EXPLANATORY NOTE
July 2024 Private Placement
On July 31, 2024, Wallbox N.V. (the “Company” or “Wallbox”) announced a private placement of its Class A ordinary shares, nominal value €0.12 per share (the “Class A Shares”), pursuant to which the Company agreed to sell 36,334,277 Class A Shares for aggregate gross proceeds of approximately $45 million (the “Transaction”) to (i) Generac Power Systems, Inc. (“Generac”), a current shareholder of the Company holding a seat on the Company’s Board of Directors (the “Board”); (ii) Orilla Asset Management, S.L., a current shareholder of the Company holding a seat on the Board; (iii) Consilium, S.L., a current shareholder of the Company; and (iv) Mr. Asunción, a current shareholder, co-founder and CEO of the Company and member of the Board, in each case pursuant to a subscription agreement (each a “Subscription Agreement”) with each such investor. The Company’s Class A Shares (the “PIPE Shares”) will be sold to investors pursuant to a Subscription Agreement at a price of $1.2385 (based on a 10% discount to the volume weighted average price of the Class A Shares for the 30-day period ended July 29, 2024, inclusive), per share, and the Transaction is expected to close on or about August 5, 2024 (the “Closing Date”), subject to the satisfaction of customary closing conditions. Pursuant to the Subscription Agreement, the Company agreed, among other things, that it will file with the SEC (at the Company’s sole cost and expense) a registration statement registering resale of the shares sold in the Transaction (the “PIPE Shares” and the “PIPE Resale Registration Statement”), and the Company will use its commercially reasonable efforts to have the PIPE Resale Registration Statement declared effective as soon as practicable after the filing thereof. A copy of the Company’s press release in connection with the Transaction is included as Exhibit 99.1 hereto.

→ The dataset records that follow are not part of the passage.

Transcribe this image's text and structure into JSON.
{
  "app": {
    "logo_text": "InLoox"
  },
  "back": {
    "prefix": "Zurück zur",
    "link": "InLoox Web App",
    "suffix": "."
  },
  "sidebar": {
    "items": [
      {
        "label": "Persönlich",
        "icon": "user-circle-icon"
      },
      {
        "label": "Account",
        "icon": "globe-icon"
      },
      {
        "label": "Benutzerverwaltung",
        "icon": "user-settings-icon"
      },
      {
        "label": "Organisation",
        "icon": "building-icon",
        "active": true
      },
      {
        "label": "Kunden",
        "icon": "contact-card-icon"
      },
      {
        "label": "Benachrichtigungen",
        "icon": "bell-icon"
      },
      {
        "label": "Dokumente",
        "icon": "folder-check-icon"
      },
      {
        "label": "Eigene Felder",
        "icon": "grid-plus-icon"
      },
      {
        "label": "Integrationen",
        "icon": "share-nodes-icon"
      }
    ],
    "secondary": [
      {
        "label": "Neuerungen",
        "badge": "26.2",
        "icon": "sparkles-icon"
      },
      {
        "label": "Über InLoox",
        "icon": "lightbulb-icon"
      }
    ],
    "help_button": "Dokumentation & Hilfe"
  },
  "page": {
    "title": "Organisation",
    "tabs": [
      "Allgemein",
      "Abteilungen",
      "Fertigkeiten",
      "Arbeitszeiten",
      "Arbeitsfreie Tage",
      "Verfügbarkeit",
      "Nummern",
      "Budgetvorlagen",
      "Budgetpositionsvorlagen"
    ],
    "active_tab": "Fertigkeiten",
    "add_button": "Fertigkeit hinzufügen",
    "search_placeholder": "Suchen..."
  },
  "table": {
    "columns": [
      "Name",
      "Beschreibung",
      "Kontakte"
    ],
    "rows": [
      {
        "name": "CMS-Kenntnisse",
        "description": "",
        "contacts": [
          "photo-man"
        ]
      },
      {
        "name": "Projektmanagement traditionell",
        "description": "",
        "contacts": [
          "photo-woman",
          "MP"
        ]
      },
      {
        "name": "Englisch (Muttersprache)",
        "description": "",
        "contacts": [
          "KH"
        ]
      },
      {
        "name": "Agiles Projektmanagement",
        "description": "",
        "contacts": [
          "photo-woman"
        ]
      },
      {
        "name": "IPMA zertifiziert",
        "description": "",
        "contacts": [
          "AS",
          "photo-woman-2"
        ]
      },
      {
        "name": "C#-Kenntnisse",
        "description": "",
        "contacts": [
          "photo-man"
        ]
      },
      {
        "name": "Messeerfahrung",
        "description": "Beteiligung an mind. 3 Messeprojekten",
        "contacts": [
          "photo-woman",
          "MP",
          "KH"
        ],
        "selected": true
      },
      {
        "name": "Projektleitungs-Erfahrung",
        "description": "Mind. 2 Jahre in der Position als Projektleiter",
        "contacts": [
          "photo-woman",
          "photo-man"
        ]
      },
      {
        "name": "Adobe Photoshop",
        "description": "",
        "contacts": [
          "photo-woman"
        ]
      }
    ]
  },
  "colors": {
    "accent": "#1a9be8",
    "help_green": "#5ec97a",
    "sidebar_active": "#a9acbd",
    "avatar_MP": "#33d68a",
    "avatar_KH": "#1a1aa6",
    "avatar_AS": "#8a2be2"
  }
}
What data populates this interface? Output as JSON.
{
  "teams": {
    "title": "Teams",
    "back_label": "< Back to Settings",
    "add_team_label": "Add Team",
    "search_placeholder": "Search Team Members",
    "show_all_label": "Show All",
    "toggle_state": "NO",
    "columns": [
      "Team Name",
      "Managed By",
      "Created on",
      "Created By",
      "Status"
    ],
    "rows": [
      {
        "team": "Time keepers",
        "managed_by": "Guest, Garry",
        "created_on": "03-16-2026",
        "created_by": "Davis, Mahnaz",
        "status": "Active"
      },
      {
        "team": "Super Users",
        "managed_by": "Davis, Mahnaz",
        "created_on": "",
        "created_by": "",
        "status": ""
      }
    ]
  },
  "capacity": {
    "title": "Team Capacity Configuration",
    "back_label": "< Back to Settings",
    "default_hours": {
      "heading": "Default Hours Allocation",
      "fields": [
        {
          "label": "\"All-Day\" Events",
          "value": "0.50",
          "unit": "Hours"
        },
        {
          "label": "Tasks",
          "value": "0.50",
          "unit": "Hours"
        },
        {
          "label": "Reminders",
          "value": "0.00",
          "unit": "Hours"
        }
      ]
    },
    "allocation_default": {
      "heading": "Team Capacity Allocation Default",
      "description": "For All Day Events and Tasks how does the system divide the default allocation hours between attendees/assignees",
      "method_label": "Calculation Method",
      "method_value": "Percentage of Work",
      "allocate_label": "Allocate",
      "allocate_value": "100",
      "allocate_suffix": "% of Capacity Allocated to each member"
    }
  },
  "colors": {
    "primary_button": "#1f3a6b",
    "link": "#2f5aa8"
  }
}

The offer and sale of the PIPE Shares have not been, and will not be, registered under the Securities Act of 1933, as amended (the “Securities Act”), or any other securities laws, and the Class A Shares cannot be offered or sold except pursuant to an exemption from, or in a transaction not subject to, the registration requirements of the Securities Act and any other applicable securities laws. This Form 6-K shall not constitute an offer to sell or the solicitation of an offer to buy, nor shall there be any sale of these securities, in any state or jurisdiction in which such offer, solicitation or sale of these securities would be unlawful prior to registration or qualification under the securities laws of any such state or jurisdiction.

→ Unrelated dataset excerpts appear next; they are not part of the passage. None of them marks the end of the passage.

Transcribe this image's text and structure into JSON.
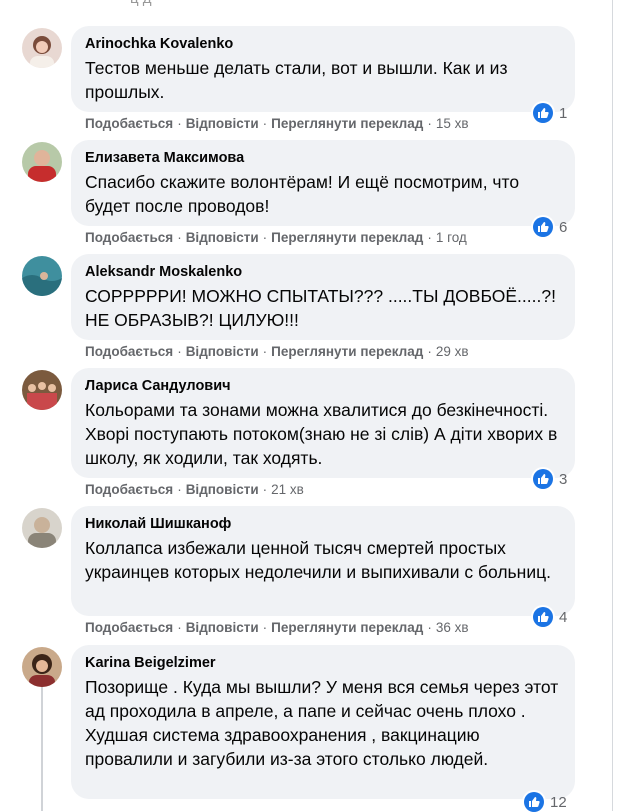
{
  "header": {
    "cut_off_text": "ц д"
  },
  "actions": {
    "like_label": "Подобається",
    "reply_label": "Відповісти",
    "translate_label": "Переглянути переклад",
    "separator": "·"
  },
  "colors": {
    "bubble_bg": "#f0f2f5",
    "meta_text": "#65676b",
    "like_blue": "#1b74e4"
  },
  "comments": [
    {
      "author": "Arinochka Kovalenko",
      "text": "Тестов меньше делать стали, вот и вышли. Как и из прошлых.",
      "time": "15 хв",
      "likes": "1",
      "avatar": "avatar-woman-icon"
    },
    {
      "author": "Елизавета Максимова",
      "text": "Спасибо скажите волонтёрам! И ещё посмотрим, что будет после проводов!",
      "time": "1 год",
      "likes": "6",
      "avatar": "avatar-red-icon"
    },
    {
      "author": "Aleksandr Moskalenko",
      "text": "СОРРРРРИ! МОЖНО СПЫТАТЫ??? .....ТЫ ДОВБОЁ.....?! НЕ ОБРАЗЫВ?! ЦИЛУЮ!!!",
      "time": "29 хв",
      "likes": "",
      "avatar": "avatar-water-icon"
    },
    {
      "author": "Лариса Сандулович",
      "text": "Кольорами та зонами можна хвалитися до безкінечності. Хворі поступають потоком(знаю не зі слів) А діти хворих в школу, як ходили, так ходять.",
      "time": "21 хв",
      "likes": "3",
      "avatar": "avatar-group-icon"
    },
    {
      "author": "Николай Шишканоф",
      "text": "Коллапса избежали ценной тысяч смертей простых украинцев которых недолечили и выпихивали с больниц.",
      "time": "36 хв",
      "likes": "4",
      "avatar": "avatar-man-icon"
    },
    {
      "author": "Karina Beigelzimer",
      "text": "Позорище . Куда мы вышли? У меня вся семья через этот ад проходила в апреле, а папе и сейчас очень плохо . Худшая система здравоохранения , вакцинацию провалили и загубили из-за этого столько людей.",
      "time": "",
      "likes": "12",
      "avatar": "avatar-woman-dark-icon"
    }
  ]
}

The foregoing description of the Subscription Agreement does not purport to be complete and are subject to, and qualified in its entirety by, the full text of the Subscription Agreement. A copy of a form of Subscription Agreement is included as Exhibit 2.1 hereto and incorporated by reference herein.

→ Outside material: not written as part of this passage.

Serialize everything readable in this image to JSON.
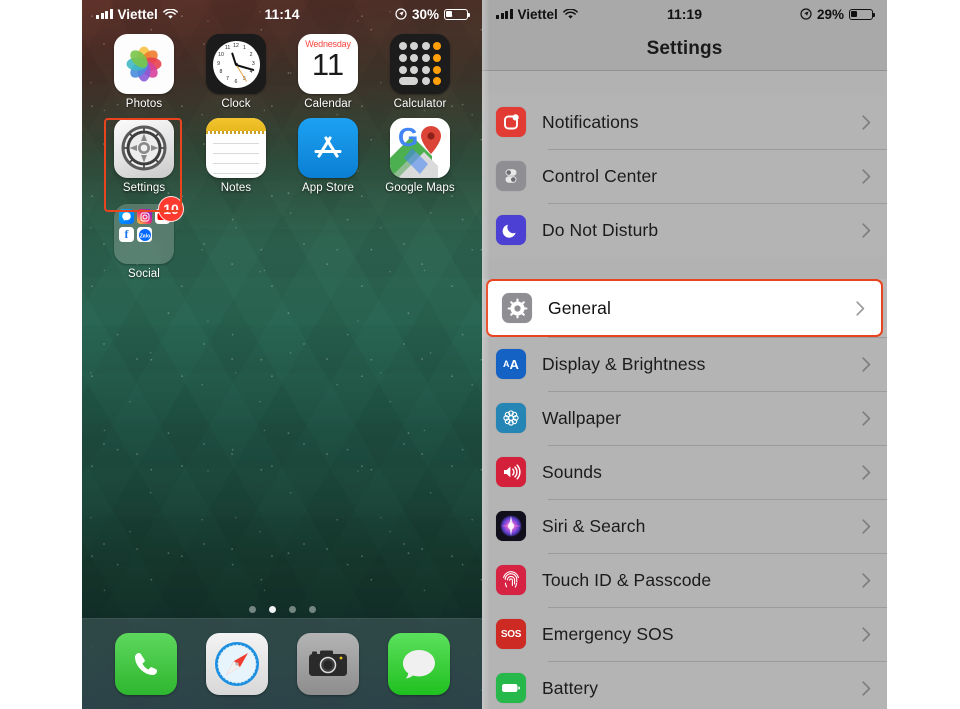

Commercial Agreement and Warrant Agreements
As previously disclosed in a 6-K furnished on December 4, 2023, the Company (i) entered into a private placement of Class A Shares, pursuant to which the Company agreed to sell Class A Shares to Generac, among other investors, and, pursuant to a subscription agreement, dated November 29, 2023, by and between the Company and Generac, (ii) agreed to use of reasonable best efforts to enter into a commercial agreement and a warrant agreement with Generac.
On May 8, 2024, Wall Box Chargers, S.L.U., a wholly-owned subsidiary of the Company, and Generac entered into a commercial agreement (the “Commercial Agreement”), providing for, among other things, a long-term supply arrangement of Wallbox products to Generac.
In connection with the closing of the Commercial Agreement, on July 31, 2024, the Company and Generac also entered into warrant agreements (the “Warrant Agreements”), pursuant to which the Company issued to Generac (together with its assignees, the “Warrantholder”), and the Warrantholder subscribed for and acquired, (a) an aggregate of 11,135,873 warrants exercisable for a period of 4 years from the date of such Warrant Agreement and (b) an aggregate of 1,967,098warrants exercisable for a period of 5 years from the date of the Commercial Agreement, in each case for an equal number of the Company’s Class A Shares, at an exercise price of up to $3.05 per Class A Share (which exercise price may be lowered at the sole discretion of the Company prior to the Expiration Date (as defined in the Warrant Agreements). The Warrant Agreements also provide for a redemption right in favor of the Company when the reported trading price of the Company’s Class A Shares is at least $6.00 per share on each of twenty (20) trading days within the thirty (30) trading-day period ending on the third business day prior to the date when the notice of redemption is given.